The Rio Rancho Public Schools Board of Education moved one step closer to approving medical marijuana at its meeting Monday evening, giving the requisite first reading to Policy 1029 (Administration of Medication at School).
Before discussion of the policy, similar to what other school districts have been doing around the state, despite medical marijuana still being a federally “controlled” drug, longtime Rio Rancho resident Todd Hathorne told board members there were a “slew of legal risks” and that “medical marijuana impacts mental health in several ways.”
Additionally, Hathorne said, the World Health Organization, U.S. surgeon general and National Academy of Sciences have not given their approval of medical marijuana.
“Please do not vote for this,” Hathorne said.
But the board wasn’t voting on the policy, merely hearing about the recent alterations from Tonna Burgos, executive director of student services, and attorney Karla Schultz, of Walsh & Gallegos.
When the board last discussed Policy 1029 as it was originally prepared, school staff members — excluding school nurses — were among those who could provide the medical cannabis to students who had been approved to have it to control or relieve symptoms of cancer, epilepsy, chronic pain, etc.
The state Public Education Department, Burgos said, has since decided the decision as to who could administer it — a staff member, parents or both — was being left up to the individual districts.
Rio Rancho Public Schools will permit only the student’s parent or guardian to administer it. And that student must have been recommended for treatment of a debilitating medical condition as defined in the Lynn and Erin Compassionate Use Act in a written certification by a certifying practitioner who, the policy reads, “believes that the potential health benefits of the medical use of cannabis would likely outweigh the health risks for the qualified student.”
There must be a written treatment plan at the school, with the student only administered cannabis by a parent or legal guardian. The cannabis would be safely stored and locked, with the parent or legal guardian having access to it, per the treatment plan.
And not only are students prohibited from self-administering on school grounds, any “qualified student who uses medical cannabis in the morning before school, at school or during a school event will not be permitted to drive a motor vehicle on RRPS property.”
“The PED very much wants to keep school nurses out of this,” Schultz said.
Nurses fear losing their licensure because although marijuana has been legalized in some states, it hasn’t received federal approval.
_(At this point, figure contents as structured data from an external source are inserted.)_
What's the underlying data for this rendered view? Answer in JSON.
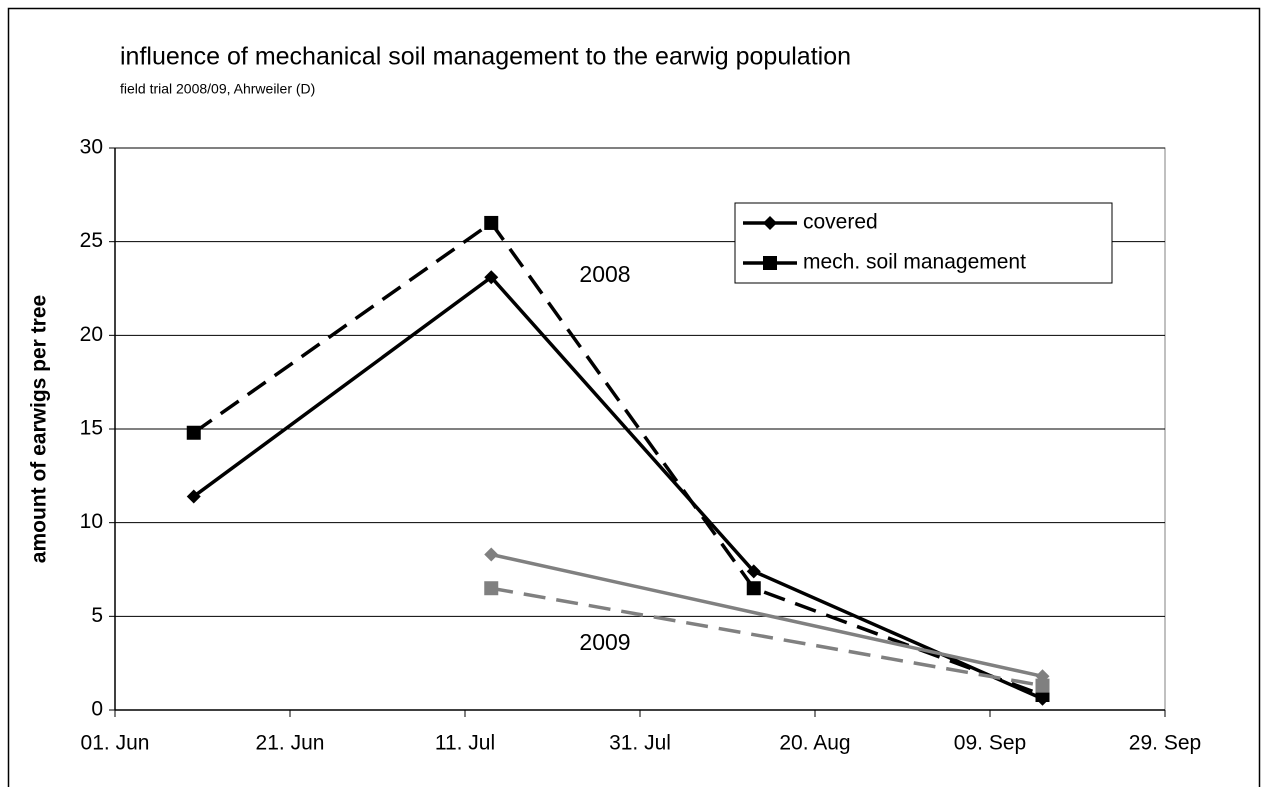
{
  "chart_data": {
    "type": "line",
    "title": "influence of mechanical soil management to the earwig population",
    "subtitle": "field trial 2008/09, Ahrweiler (D)",
    "y_label": "amount of earwigs per tree",
    "annotations": [
      "2008",
      "2009"
    ],
    "xlim": [
      0,
      120
    ],
    "xticks": [
      {
        "value": 0,
        "label": "01. Jun"
      },
      {
        "value": 20,
        "label": "21. Jun"
      },
      {
        "value": 40,
        "label": "11. Jul"
      },
      {
        "value": 60,
        "label": "31. Jul"
      },
      {
        "value": 80,
        "label": "20. Aug"
      },
      {
        "value": 100,
        "label": "09. Sep"
      },
      {
        "value": 120,
        "label": "29. Sep"
      }
    ],
    "ylim": [
      0,
      30
    ],
    "yticks": [
      0,
      5,
      10,
      15,
      20,
      25,
      30
    ],
    "grid": true,
    "legend": "top-right",
    "series": [
      {
        "name": "covered",
        "color": "#000000",
        "marker": "diamond",
        "dash": false,
        "x": [
          9,
          43,
          73,
          106
        ],
        "values": [
          11.4,
          23.1,
          7.4,
          0.6
        ]
      },
      {
        "name": "mech. soil management",
        "color": "#000000",
        "marker": "square",
        "dash": true,
        "x": [
          9,
          43,
          73,
          106
        ],
        "values": [
          14.8,
          26.0,
          6.5,
          0.8
        ]
      },
      {
        "color": "#808080",
        "marker": "diamond",
        "dash": false,
        "x": [
          43,
          106
        ],
        "values": [
          8.3,
          1.8
        ]
      },
      {
        "color": "#808080",
        "marker": "square",
        "dash": true,
        "x": [
          43,
          106
        ],
        "values": [
          6.5,
          1.3
        ]
      }
    ]
  }
}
“You can see both sides if you have compassion for people,” Superintendent Sue Cleveland said, adding she wouldn’t be “surprised if this comes before the U.S. Supreme Court.”
Board member Ramon Montaño asked Burgos how many parents have come forward to discuss this unique situation; she said one.
The proposed policy may be viewed at rrps.net, after finding the school board link under “District.”
In the only other matter, other than the usual approval of past meetings’ minutes, was a report from Beth Pendergrass, the chief of communications, engagement & strategy, on the potential costs to purchase equipment and provide for closed-captioning to stream the meetings live online.
According to her research, Albuquerque Public Schools invested $150,000 for the equipment, although it has yet to facilitate closed-captioning, and is paying a full-time employee $45,000 plus benefits. All of that serves an estimated 50 viewers per meeting, with half of them said to be staff members awaiting their turns to speak.
The school board’s next regular meeting is scheduled for Sept. 23 at 5:30 p.m., when the second reading and possible approval of Policy 1029 are anticipated.